Das Leben des John Edgar Hoover – Legende und Wahrheit
Der Perfektionist

  1. Das FBI ist ein Ermittlungsbüro. Seine Tätigkeit beschränkt sich strikt darauf, die Verletzung von Bundesgesetzen zu verhindern.
  2. Es ermittelt ausschließlich auf Geheiß des Justizministeriums.
  3. Der Personalstand des Büros hält sich in jenen Grenzen, die durch die Erfüllung seiner Aufgaben gesetzt sind.
  4. Unfähige und unwürdige Mitarbeiter werden ohne Aufschub entlassen.
  5. Sogenannte beigeordnete Mitarbeiter und Mitarbeiter ehrenhalber und ähnliche Personen werden ebenfalls entlassen.
  6. In Zukunft wird kein Beamter ohne Genehmigung des Justizministeriums eingestellt.
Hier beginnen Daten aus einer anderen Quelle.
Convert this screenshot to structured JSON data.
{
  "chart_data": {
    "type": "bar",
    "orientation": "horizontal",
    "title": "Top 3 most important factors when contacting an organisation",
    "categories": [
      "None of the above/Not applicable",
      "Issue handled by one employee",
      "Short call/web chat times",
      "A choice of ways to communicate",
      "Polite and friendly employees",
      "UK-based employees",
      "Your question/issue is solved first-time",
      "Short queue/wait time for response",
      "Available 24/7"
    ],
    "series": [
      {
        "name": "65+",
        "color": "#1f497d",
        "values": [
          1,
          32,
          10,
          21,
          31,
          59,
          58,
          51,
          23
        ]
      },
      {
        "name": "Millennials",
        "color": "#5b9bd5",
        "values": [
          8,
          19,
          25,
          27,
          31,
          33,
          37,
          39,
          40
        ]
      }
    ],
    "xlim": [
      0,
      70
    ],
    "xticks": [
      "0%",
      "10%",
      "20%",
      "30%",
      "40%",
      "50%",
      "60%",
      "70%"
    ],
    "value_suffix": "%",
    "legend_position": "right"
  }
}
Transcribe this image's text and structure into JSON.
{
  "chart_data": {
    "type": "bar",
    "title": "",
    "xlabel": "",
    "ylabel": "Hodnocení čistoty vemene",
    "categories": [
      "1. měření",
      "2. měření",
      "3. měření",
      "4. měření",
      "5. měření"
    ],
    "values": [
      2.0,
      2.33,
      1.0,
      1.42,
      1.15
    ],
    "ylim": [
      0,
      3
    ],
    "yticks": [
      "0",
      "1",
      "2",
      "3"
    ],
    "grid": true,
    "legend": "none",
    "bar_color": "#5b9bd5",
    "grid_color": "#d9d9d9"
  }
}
In Frage kommen nur noch verlässliche, fähige Männer mit ausgezeichneten juristischen Kenntnissen.

Allein schon bei diesem Schreiben, das Hoover drei Tage nach seinem Amtsantritt als Leiter des FBI in Umlauf setzte, haben bei seinen Beamten wahrscheinlich das erste Mal die Ohren geklingelt. Aber das war erst der Anfang. Die meisten von ihnen nahmen Hoover nicht ernst und rechneten damit, dass nach dem Verflackern des Strohfeuers im Büro schon bald wieder alles seinen gewohnten Gang gehen werde.
Protegiere, Vetternwirtschaft, Korruption und Gleichgültigkeit waren bis zu diesem Zeitpunkt an der Tagesordnung.
Aber sie kannten Hoover nicht.
Ungeachtet aller Mahnungen zur Vorsicht und dem Belächeln und Herabwürdigen seiner Arbeit verfasste er eine Woche später einen Bericht an den Justizminister, der es in sich hatte.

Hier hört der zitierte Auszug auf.